55. The Trust has acknowledged there were shortcomings in the care it provided to Mr F. We have seen no evidence that the care provided by the Trust fell so far below the standard set out in the guidance to be considered a failing. We have seen no evidence the Trust did not follow up on Miss C’s requests for palliative input. We have not found any failings in the Trusts actions here.

56. We are sorry to hear of the circumstances leading to Miss C’s complaint to us. We acknowledge the distress she has experienced regarding her concerns about the level of care Mr F received. We hope she is reassured that the evidence shows the Trust has made some improvements as a result of her complaint. Based on the evidence, we have found no failing in the Trust’s actions here.

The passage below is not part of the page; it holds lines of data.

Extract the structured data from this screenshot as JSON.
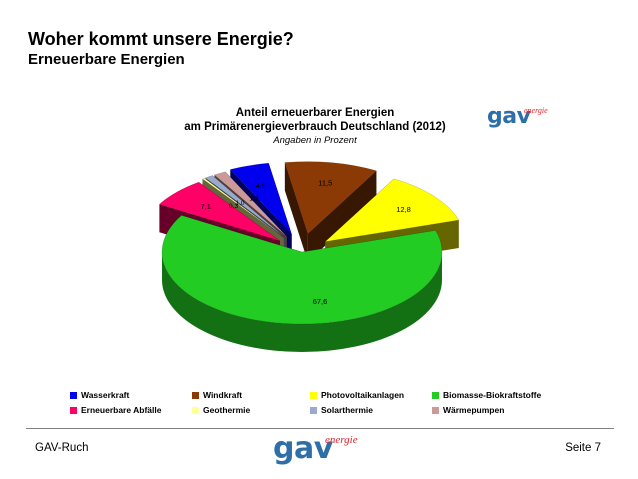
{
  "slide": {
    "title": "Woher kommt unsere Energie?",
    "subtitle": "Erneuerbare Energien"
  },
  "logo": {
    "word": "gav",
    "superscript": "energie"
  },
  "footer": {
    "left": "GAV-Ruch",
    "right": "Seite 7"
  },
  "chart_data": {
    "type": "pie",
    "title_lines": [
      "Anteil erneuerbarer Energien",
      "am Primärenergieverbrauch Deutschland (2012)"
    ],
    "subtitle": "Angaben in Prozent",
    "legend_position": "bottom",
    "slices": [
      {
        "label": "Wasserkraft",
        "value": 4.9,
        "value_label": "4,9",
        "color": "#0000ee"
      },
      {
        "label": "Windkraft",
        "value": 11.5,
        "value_label": "11,5",
        "color": "#8b3a06"
      },
      {
        "label": "Photovoltaikanlagen",
        "value": 12.8,
        "value_label": "12,8",
        "color": "#ffff00"
      },
      {
        "label": "Biomasse-Biokraftstoffe",
        "value": 67.6,
        "value_label": "67,6",
        "color": "#22cc22"
      },
      {
        "label": "Erneuerbare Abfälle",
        "value": 7.1,
        "value_label": "7,1",
        "color": "#ff0066"
      },
      {
        "label": "Geothermie",
        "value": 0.3,
        "value_label": "0,3",
        "color": "#ffff99"
      },
      {
        "label": "Solarthermie",
        "value": 1.0,
        "value_label": "1,0",
        "color": "#99aacc"
      },
      {
        "label": "Wärmepumpen",
        "value": 1.5,
        "value_label": "1,5",
        "color": "#cc9999"
      }
    ]
  }
}
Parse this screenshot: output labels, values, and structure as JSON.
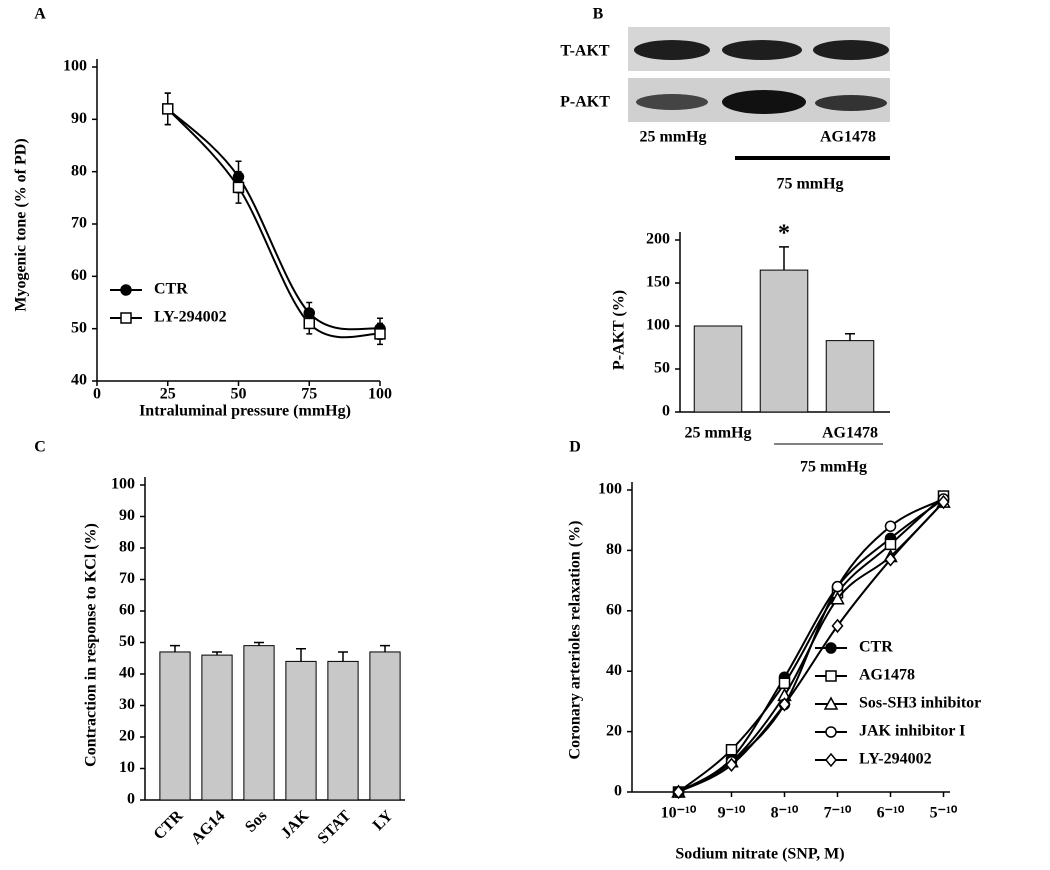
{
  "chart_data": [
    {
      "type": "line",
      "panel": "A",
      "x_label": "Intraluminal pressure (mmHg)",
      "y_label": "Myogenic tone (% of PD)",
      "x": [
        25,
        50,
        75,
        100
      ],
      "xlim": [
        0,
        100
      ],
      "xticks": [
        0,
        25,
        50,
        75,
        100
      ],
      "ylim": [
        40,
        100
      ],
      "yticks": [
        40,
        50,
        60,
        70,
        80,
        90,
        100
      ],
      "grid": false,
      "series": [
        {
          "name": "CTR",
          "color": "#000000",
          "marker": "circle-filled",
          "values": [
            92,
            79,
            53,
            50
          ],
          "errors": [
            3,
            3,
            2,
            2
          ]
        },
        {
          "name": "LY-294002",
          "color": "#000000",
          "marker": "square",
          "values": [
            92,
            77,
            51,
            49
          ],
          "errors": [
            3,
            3,
            2,
            2
          ]
        }
      ]
    },
    {
      "type": "bar",
      "panel": "B",
      "y_label": "P-AKT (%)",
      "annotation": "*",
      "group_label": "75 mmHg",
      "categories": [
        "25 mmHg",
        null,
        "AG1478"
      ],
      "values": [
        100,
        165,
        83
      ],
      "errors": [
        null,
        27,
        8
      ],
      "color": "#c8c8c8",
      "ylim": [
        0,
        200
      ],
      "yticks": [
        0,
        50,
        100,
        150,
        200
      ],
      "grid": false
    },
    {
      "type": "bar",
      "panel": "C",
      "y_label": "Contraction in response to KCl (%)",
      "categories": [
        "CTR",
        "AG14",
        "Sos",
        "JAK",
        "STAT",
        "LY"
      ],
      "values": [
        47,
        46,
        49,
        44,
        44,
        47
      ],
      "errors": [
        2,
        1,
        1,
        4,
        3,
        2
      ],
      "color": "#c8c8c8",
      "ylim": [
        0,
        100
      ],
      "yticks": [
        0,
        10,
        20,
        30,
        40,
        50,
        60,
        70,
        80,
        90,
        100
      ],
      "grid": false
    },
    {
      "type": "line",
      "panel": "D",
      "x_label": "Sodium nitrate (SNP, M)",
      "y_label": "Coronary arterioles relaxation (%)",
      "categories": [
        "10⁻¹⁰",
        "9⁻¹⁰",
        "8⁻¹⁰",
        "7⁻¹⁰",
        "6⁻¹⁰",
        "5⁻¹⁰"
      ],
      "ylim": [
        0,
        100
      ],
      "yticks": [
        0,
        20,
        40,
        60,
        80,
        100
      ],
      "grid": false,
      "series": [
        {
          "name": "CTR",
          "color": "#000000",
          "marker": "circle-filled",
          "values": [
            0,
            11,
            38,
            68,
            84,
            97
          ]
        },
        {
          "name": "AG1478",
          "color": "#000000",
          "marker": "square",
          "values": [
            0,
            14,
            36,
            66,
            82,
            98
          ]
        },
        {
          "name": "Sos-SH3 inhibitor",
          "color": "#000000",
          "marker": "triangle",
          "values": [
            0,
            10,
            32,
            64,
            78,
            96
          ]
        },
        {
          "name": "JAK inhibitor I",
          "color": "#000000",
          "marker": "circle-open",
          "values": [
            0,
            10,
            29,
            68,
            88,
            97
          ]
        },
        {
          "name": "LY-294002",
          "color": "#000000",
          "marker": "diamond",
          "values": [
            0,
            9,
            29,
            55,
            77,
            96
          ]
        }
      ]
    }
  ],
  "blot": {
    "rows": [
      "T-AKT",
      "P-AKT"
    ],
    "lanes": [
      "25 mmHg",
      "AG1478"
    ],
    "group": "75 mmHg"
  }
}
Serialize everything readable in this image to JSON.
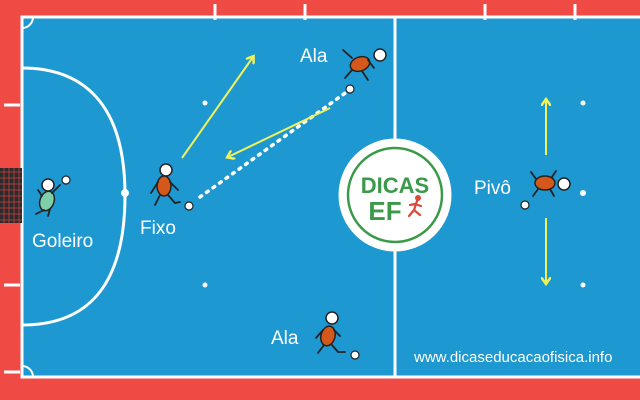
{
  "players": {
    "goleiro": {
      "label": "Goleiro"
    },
    "fixo": {
      "label": "Fixo"
    },
    "ala_top": {
      "label": "Ala"
    },
    "ala_bottom": {
      "label": "Ala"
    },
    "pivo": {
      "label": "Pivô"
    }
  },
  "logo": {
    "line1": "DICAS",
    "line2": "EF"
  },
  "website": "www.dicaseducacaofisica.info",
  "colors": {
    "court": "#1e98d0",
    "border": "#f04a45",
    "lines": "#ffffff",
    "arrow": "#f0f25a",
    "player_body": "#d4581c",
    "goalkeeper_body": "#7fd0a8",
    "logo_green": "#3a9a4a"
  }
}
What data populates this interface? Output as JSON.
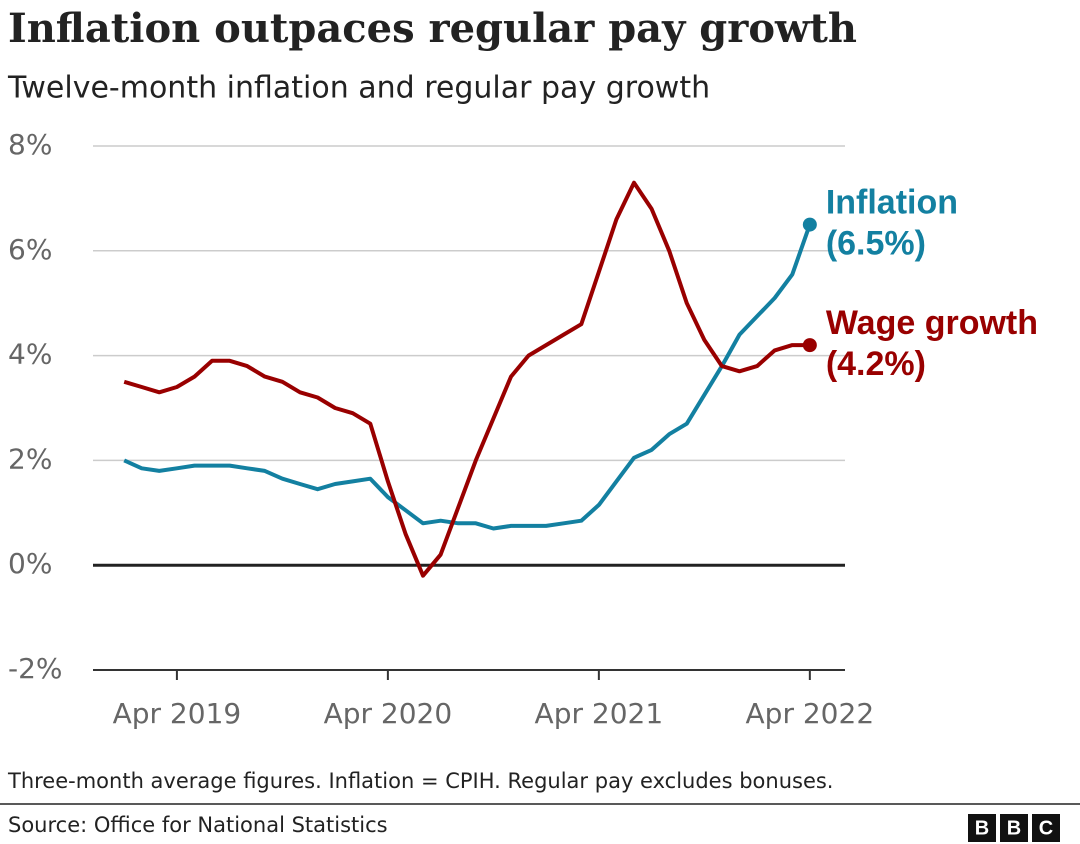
{
  "chart_data": {
    "type": "line",
    "title": "Inflation outpaces regular pay growth",
    "subtitle": "Twelve-month inflation and regular pay growth",
    "x": [
      "2019-01",
      "2019-02",
      "2019-03",
      "2019-04",
      "2019-05",
      "2019-06",
      "2019-07",
      "2019-08",
      "2019-09",
      "2019-10",
      "2019-11",
      "2019-12",
      "2020-01",
      "2020-02",
      "2020-03",
      "2020-04",
      "2020-05",
      "2020-06",
      "2020-07",
      "2020-08",
      "2020-09",
      "2020-10",
      "2020-11",
      "2020-12",
      "2021-01",
      "2021-02",
      "2021-03",
      "2021-04",
      "2021-05",
      "2021-06",
      "2021-07",
      "2021-08",
      "2021-09",
      "2021-10",
      "2021-11",
      "2021-12",
      "2022-01",
      "2022-02",
      "2022-03",
      "2022-04"
    ],
    "series": [
      {
        "name": "Inflation",
        "color": "#1380a1",
        "end_label": "(6.5%)",
        "values": [
          2.0,
          1.85,
          1.8,
          1.85,
          1.9,
          1.9,
          1.9,
          1.85,
          1.8,
          1.65,
          1.55,
          1.45,
          1.55,
          1.6,
          1.65,
          1.3,
          1.05,
          0.8,
          0.85,
          0.8,
          0.8,
          0.7,
          0.75,
          0.75,
          0.75,
          0.8,
          0.85,
          1.15,
          1.6,
          2.05,
          2.2,
          2.5,
          2.7,
          3.25,
          3.8,
          4.4,
          4.75,
          5.1,
          5.55,
          6.5
        ]
      },
      {
        "name": "Wage growth",
        "color": "#990000",
        "end_label": "(4.2%)",
        "values": [
          3.5,
          3.4,
          3.3,
          3.4,
          3.6,
          3.9,
          3.9,
          3.8,
          3.6,
          3.5,
          3.3,
          3.2,
          3.0,
          2.9,
          2.7,
          1.6,
          0.6,
          -0.2,
          0.2,
          1.1,
          2.0,
          2.8,
          3.6,
          4.0,
          4.2,
          4.4,
          4.6,
          5.6,
          6.6,
          7.3,
          6.8,
          6.0,
          5.0,
          4.3,
          3.8,
          3.7,
          3.8,
          4.1,
          4.2,
          4.2
        ]
      }
    ],
    "xlim": [
      "2018-11",
      "2022-06"
    ],
    "xticks": [
      {
        "value": "2019-04",
        "label": "Apr 2019"
      },
      {
        "value": "2020-04",
        "label": "Apr 2020"
      },
      {
        "value": "2021-04",
        "label": "Apr 2021"
      },
      {
        "value": "2022-04",
        "label": "Apr 2022"
      }
    ],
    "ylim": [
      -2,
      8
    ],
    "yticks": [
      {
        "value": -2,
        "label": "-2%"
      },
      {
        "value": 0,
        "label": "0%"
      },
      {
        "value": 2,
        "label": "2%"
      },
      {
        "value": 4,
        "label": "4%"
      },
      {
        "value": 6,
        "label": "6%"
      },
      {
        "value": 8,
        "label": "8%"
      }
    ],
    "grid": true,
    "note": "Three-month average figures. Inflation = CPIH. Regular pay excludes bonuses.",
    "source": "Source: Office for National Statistics",
    "logo": [
      "B",
      "B",
      "C"
    ]
  }
}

57. We thank Miss C for bringing her complaint to us and hope we have been able to fully explain how we have reached our decision.

Our Decision

1. We are sorry to hear of the circumstances of Miss C’s complaint. She has told us of her concerns about how Chelsea and Westminster Hospital NHS Foundation Trust (the Trust) treated Mr F at the end of his life. We acknowledge the distress Miss C and Mr F experienced.

2. We have carefully considered Miss C’s complaint about the Trust. We have found no failings in the Trust placing Mr F on a surgical ward or beginning treatment for his gallbladder infection and prostate cancer.

3. We have found no failings in the Trust acknowledging Mr F was end of life and implementing palliative care or asking Mr F to mobilise. This report fully explains the reasons for our decision.